While on the AVP tour, Bellandi traveled all through Australia, Italy, Canary Islands, and Brazil.
After meeting and befriending volleyball legend Eric Fonoimoana, Bellandi received major advice that changed his life.
“Eric is born and raised in the South Bay, a mecca for beach volleyball with a lot of top AVP guys coming from the area,” he said. “He said if I wanted to be a pro I had to to move to Hermosa Beach and I did.”
Bellandi retired from the AVP tour in 2001 at 33. It gave him time to get back to surfing.
“A few of us brought boards while competing on the AVP,” he said. “After the AVP, I traveled all over the world and back to get back in tune with surfing.”
In the early 2000s, Bellandi partnered with Chris Pike, Fletcher Dragge from Pennywise, and David Swagget to open up his first restaurant,Los Muchachos, on Pier Avenue. His experiences in the restaurant industry, traveling, and within the local surf culture collectively shaped his next vision.

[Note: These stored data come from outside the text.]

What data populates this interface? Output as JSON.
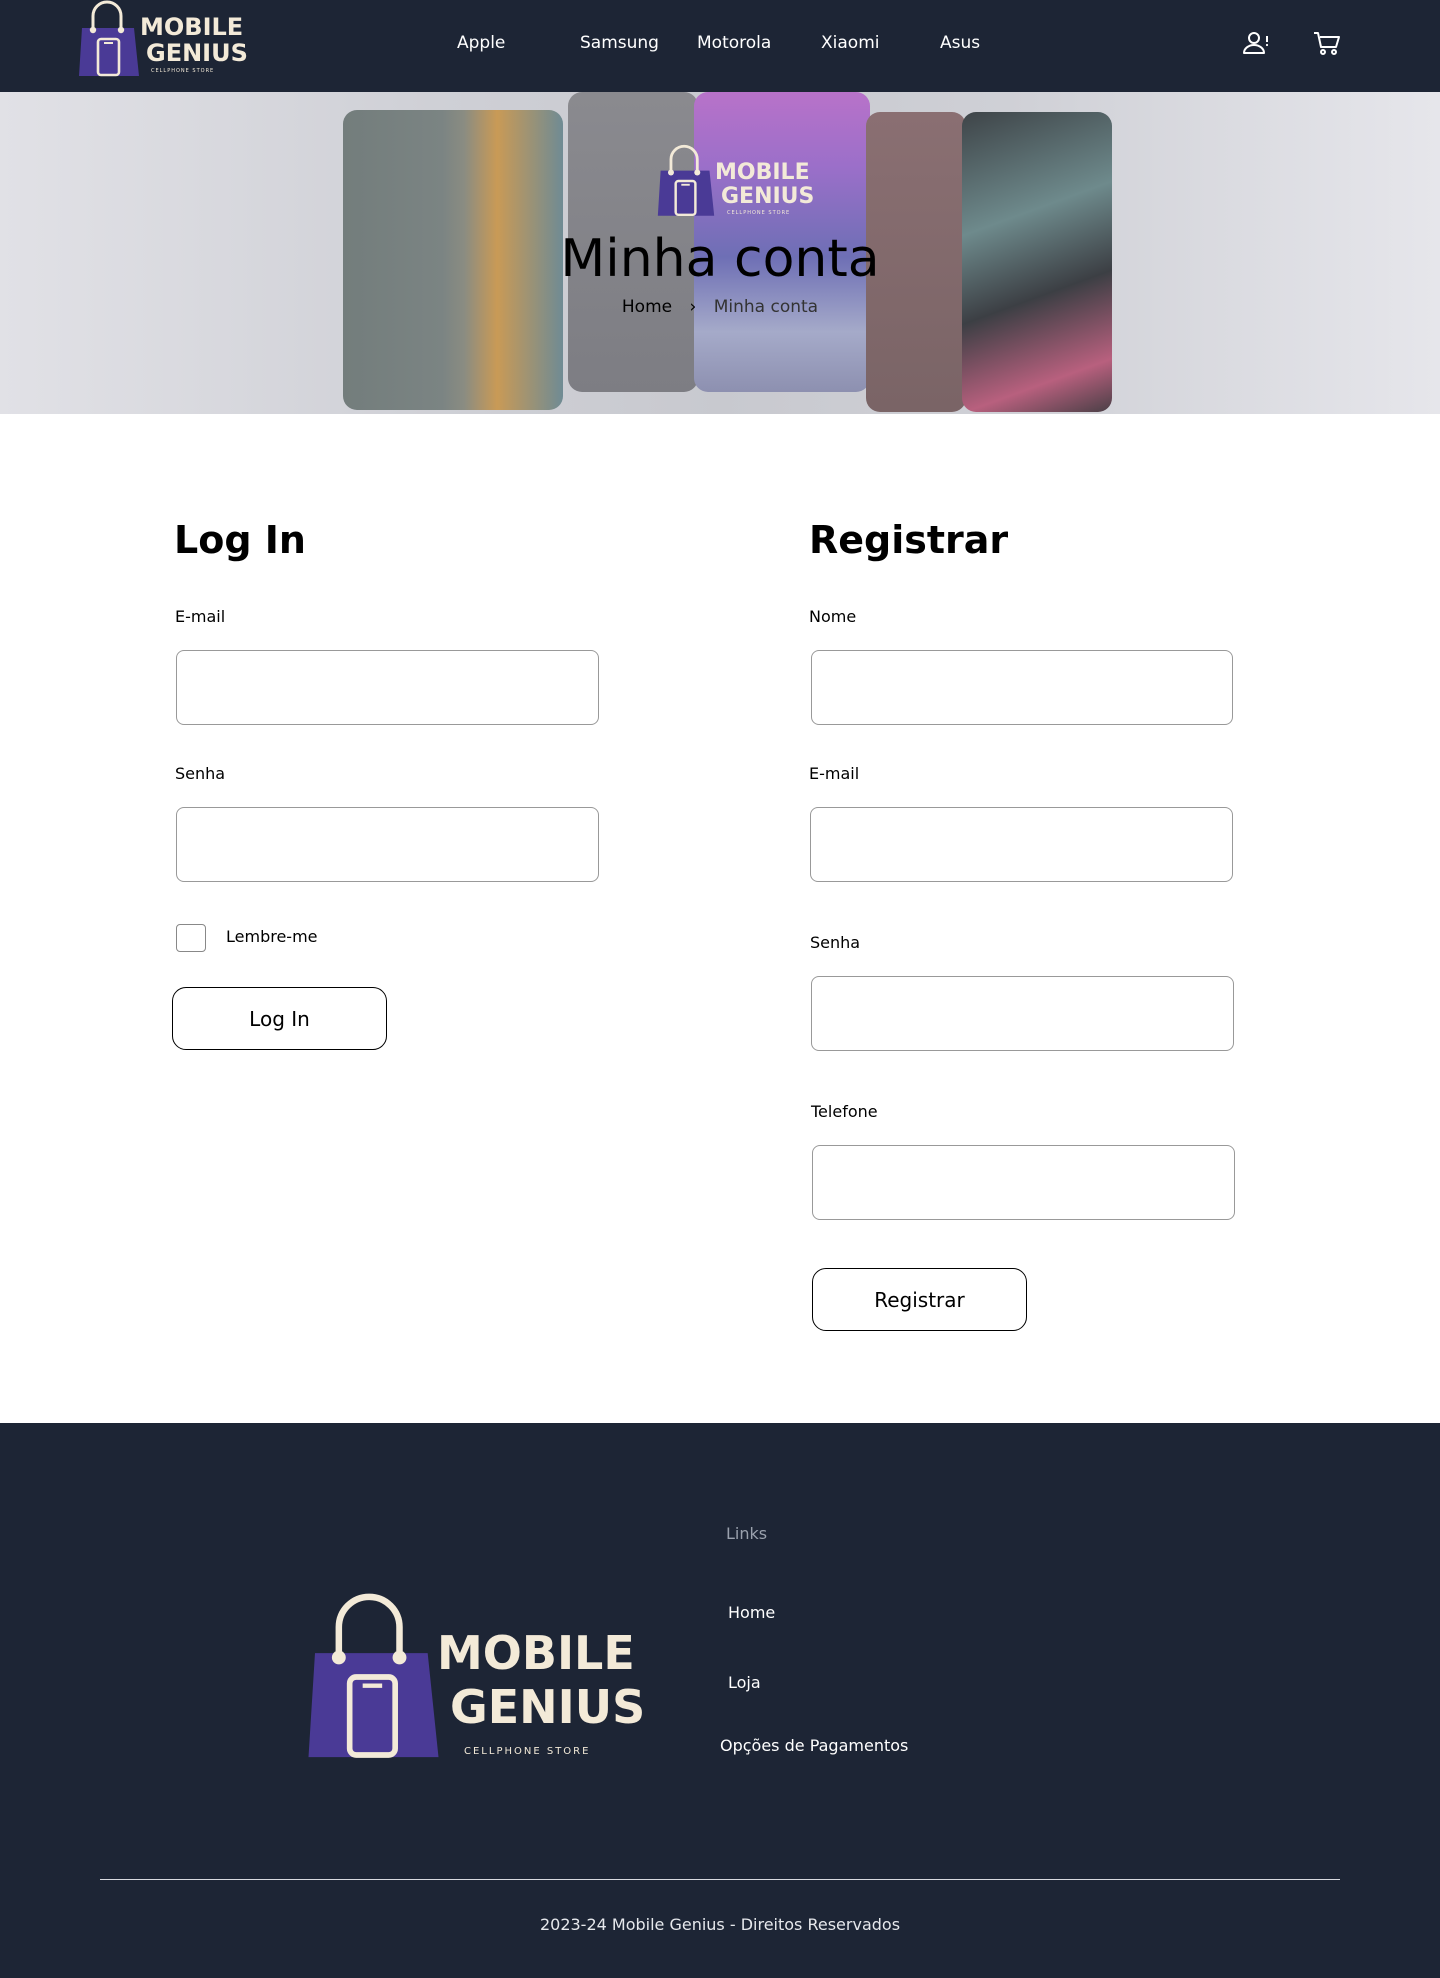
{
  "brand": {
    "name_line1": "MOBILE",
    "name_line2": "GENIUS",
    "tagline": "CELLPHONE STORE",
    "primary_color": "#4a3a96",
    "cream_color": "#f3ead8",
    "dark_color": "#1d2535"
  },
  "nav": {
    "items": [
      "Apple",
      "Samsung",
      "Motorola",
      "Xiaomi",
      "Asus"
    ]
  },
  "header_icons": {
    "account": "user-icon",
    "cart": "cart-icon"
  },
  "hero": {
    "title": "Minha conta",
    "breadcrumb_home": "Home",
    "breadcrumb_separator": "›",
    "breadcrumb_current": "Minha conta"
  },
  "login": {
    "title": "Log In",
    "email_label": "E-mail",
    "email_value": "",
    "password_label": "Senha",
    "password_value": "",
    "remember_label": "Lembre-me",
    "remember_checked": false,
    "submit_label": "Log In"
  },
  "register": {
    "title": "Registrar",
    "name_label": "Nome",
    "name_value": "",
    "email_label": "E-mail",
    "email_value": "",
    "password_label": "Senha",
    "password_value": "",
    "phone_label": "Telefone",
    "phone_value": "",
    "submit_label": "Registrar"
  },
  "footer": {
    "links_heading": "Links",
    "links": [
      "Home",
      "Loja",
      "Opções de Pagamentos"
    ],
    "copyright": "2023-24 Mobile Genius - Direitos Reservados"
  }
}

“I was ready to design a restaurant that was a reflection of what’s going on today in surfing, skating, and the waterman lifestyle,” he said. “On the menu had to be the best of the best cuisine I tasted all over the globe. The menu had to be on the healthy side of things, what the waterman’s lifestyle thrives on.”

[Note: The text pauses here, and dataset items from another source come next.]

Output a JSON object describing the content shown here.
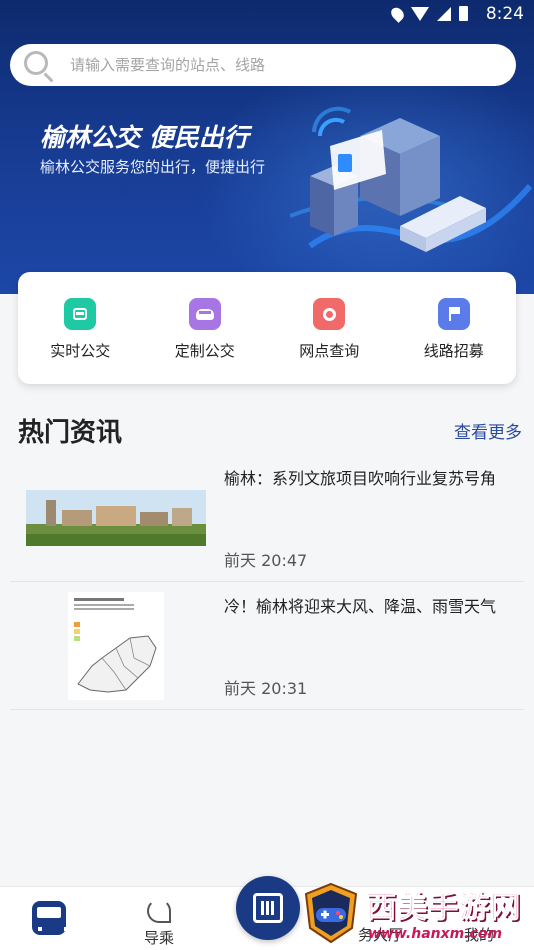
{
  "status_bar": {
    "time": "8:24"
  },
  "search": {
    "placeholder": "请输入需要查询的站点、线路"
  },
  "banner": {
    "title": "榆林公交 便民出行",
    "subtitle": "榆林公交服务您的出行，便捷出行"
  },
  "functions": [
    {
      "label": "实时公交",
      "icon": "bus-icon",
      "color": "#1ec9a3"
    },
    {
      "label": "定制公交",
      "icon": "van-icon",
      "color": "#a875e5"
    },
    {
      "label": "网点查询",
      "icon": "location-pin-icon",
      "color": "#f06a6a"
    },
    {
      "label": "线路招募",
      "icon": "flag-icon",
      "color": "#5b7bea"
    }
  ],
  "news": {
    "section_title": "热门资讯",
    "more_label": "查看更多",
    "items": [
      {
        "title": "榆林：系列文旅项目吹响行业复苏号角",
        "time": "前天  20:47"
      },
      {
        "title": "冷！榆林将迎来大风、降温、雨雪天气",
        "time": "前天  20:31"
      }
    ]
  },
  "bottom_nav": {
    "items": [
      {
        "label": "",
        "icon": "bus-icon",
        "active": true
      },
      {
        "label": "导乘",
        "icon": "route-icon"
      },
      {
        "label": "",
        "icon": "qr-code-icon"
      },
      {
        "label": "务大厅",
        "icon": "service-hall-icon"
      },
      {
        "label": "我的",
        "icon": "user-icon"
      }
    ]
  },
  "watermark": {
    "title": "西美手游网",
    "url": "www.hanxm.com"
  },
  "colors": {
    "primary": "#1b3a86",
    "banner_bg": "#163a8f",
    "link": "#2a4a9e"
  }
}
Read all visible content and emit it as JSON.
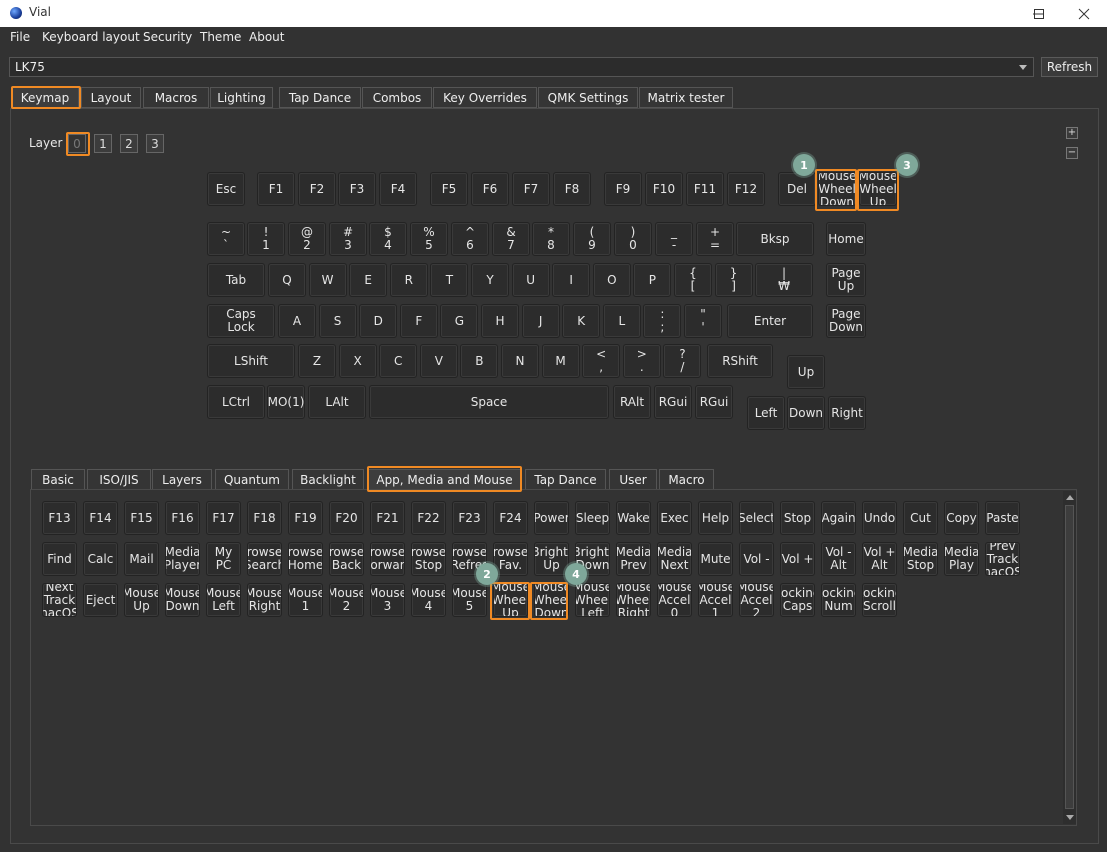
{
  "window": {
    "title": "Vial"
  },
  "menu": [
    "File",
    "Keyboard layout",
    "Security",
    "Theme",
    "About"
  ],
  "device": {
    "selected": "LK75",
    "refresh_label": "Refresh"
  },
  "main_tabs": [
    "Keymap",
    "Layout",
    "Macros",
    "Lighting",
    "Tap Dance",
    "Combos",
    "Key Overrides",
    "QMK Settings",
    "Matrix tester"
  ],
  "active_main_tab": "Keymap",
  "layers": {
    "label": "Layer",
    "items": [
      "0",
      "1",
      "2",
      "3"
    ],
    "selected": "0"
  },
  "zoom": {
    "in": "+",
    "out": "−"
  },
  "keyboard_keys": [
    "Esc",
    "F1",
    "F2",
    "F3",
    "F4",
    "F5",
    "F6",
    "F7",
    "F8",
    "F9",
    "F10",
    "F11",
    "F12",
    "Del",
    "Mouse\nWheel\nDown",
    "Mouse\nWheel\nUp",
    "~\n`",
    "!\n1",
    "@\n2",
    "#\n3",
    "$\n4",
    "%\n5",
    "^\n6",
    "&\n7",
    "*\n8",
    "(\n9",
    ")\n0",
    "_\n-",
    "+\n=",
    "Bksp",
    "Home",
    "Tab",
    "Q",
    "W",
    "E",
    "R",
    "T",
    "Y",
    "U",
    "I",
    "O",
    "P",
    "{\n[",
    "}\n]",
    "|\n₩",
    "Page\nUp",
    "Caps\nLock",
    "A",
    "S",
    "D",
    "F",
    "G",
    "H",
    "J",
    "K",
    "L",
    ":\n;",
    "\"\n'",
    "Enter",
    "Page\nDown",
    "LShift",
    "Z",
    "X",
    "C",
    "V",
    "B",
    "N",
    "M",
    "<\n,",
    ">\n.",
    "?\n/",
    "RShift",
    "Up",
    "LCtrl",
    "MO(1)",
    "LAlt",
    "Space",
    "RAlt",
    "RGui",
    "RGui",
    "Left",
    "Down",
    "Right"
  ],
  "sub_tabs": [
    "Basic",
    "ISO/JIS",
    "Layers",
    "Quantum",
    "Backlight",
    "App, Media and Mouse",
    "Tap Dance",
    "User",
    "Macro"
  ],
  "active_sub_tab": "App, Media and Mouse",
  "palette_keys": [
    "F13",
    "F14",
    "F15",
    "F16",
    "F17",
    "F18",
    "F19",
    "F20",
    "F21",
    "F22",
    "F23",
    "F24",
    "Power",
    "Sleep",
    "Wake",
    "Exec",
    "Help",
    "Select",
    "Stop",
    "Again",
    "Undo",
    "Cut",
    "Copy",
    "Paste",
    "Find",
    "Calc",
    "Mail",
    "Media\nPlayer",
    "My\nPC",
    "rowse\nSearch",
    "rowse\nHome",
    "rowse\nBack",
    "rowse\norwar",
    "rowse\nStop",
    "rowse\nRefres",
    "rowse\nFav.",
    "Bright.\nUp",
    "Bright.\nDown",
    "Media\nPrev",
    "Media\nNext",
    "Mute",
    "Vol -",
    "Vol +",
    "Vol -\nAlt",
    "Vol +\nAlt",
    "Media\nStop",
    "Media\nPlay",
    "Prev\nTrack\nnacOS",
    "Next\nTrack\nnacOS",
    "Eject",
    "Mouse\nUp",
    "Mouse\nDown",
    "Mouse\nLeft",
    "Mouse\nRight",
    "Mouse\n1",
    "Mouse\n2",
    "Mouse\n3",
    "Mouse\n4",
    "Mouse\n5",
    "Mouse\nWheel\nUp",
    "Mouse\nWheel\nDown",
    "Mouse\nWheel\nLeft",
    "Mouse\nWheel\nRight",
    "Mouse\nAccel\n0",
    "Mouse\nAccel\n1",
    "Mouse\nAccel\n2",
    "Locking\nCaps",
    "Locking\nNum",
    "Locking\nScroll"
  ],
  "annotations": [
    "1",
    "2",
    "3",
    "4"
  ],
  "highlight_color": "#f08a24",
  "badge_color": "#7fa89a"
}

“The local surf community got involved like Spyder Surf’s Dennis Jarvis and Dickie O’Reilly, Yani Lange, Matt Singley, Rip Curl’s Pat Murphy, Body Glove/ Dive n’ Surf’s Billy and Robbie Meistrell as well as Scott Daley, Danny and Sunny from ET Surf, Mike Balzer, Camp Surf’s Tommy Ostendorf and Chris Brown, Channel Islands’ Richard Silva, Sector Nine’s Jex McCartney, Jeff Miller from the Jimmy Miller Foundation and Hippy Tree’s Josh Sweeney,” he said. “Without their support, Watermans wouldn’t be what it is today.”
With such input, the interior dedicates its look to being surf shop-esque.

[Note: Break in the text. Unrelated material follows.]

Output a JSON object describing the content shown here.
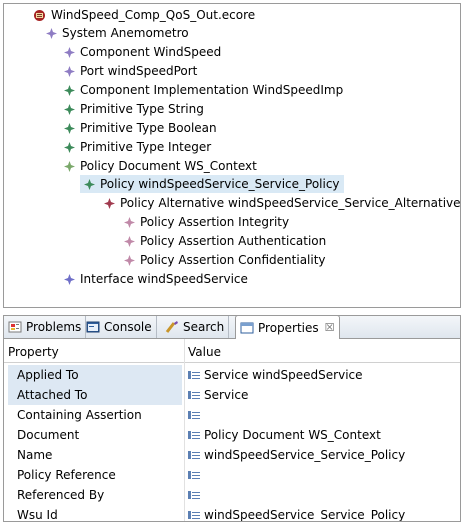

“Basically whatever is happening in our local surf shops is exactly what’s happening at Watermans,” he said. “From the surf videos being streamed constantly to the local surf companies sponsoring tables and wall signs with surf photos of their team riders.”
Surf Industry Night has been one of the venue’s more popular events.
“Watermans has been the home base that brings together the local surf companies that at times can be very divided,” Bellandi said. “It brings together familiar faces who have developed into family.
Watermans has also given back to the local surf community by sponsoring the South Bay Boardrider’s Club, Spyderfest, Spyder Snowfest, the D-Man festival, and the South Bay Surf Series.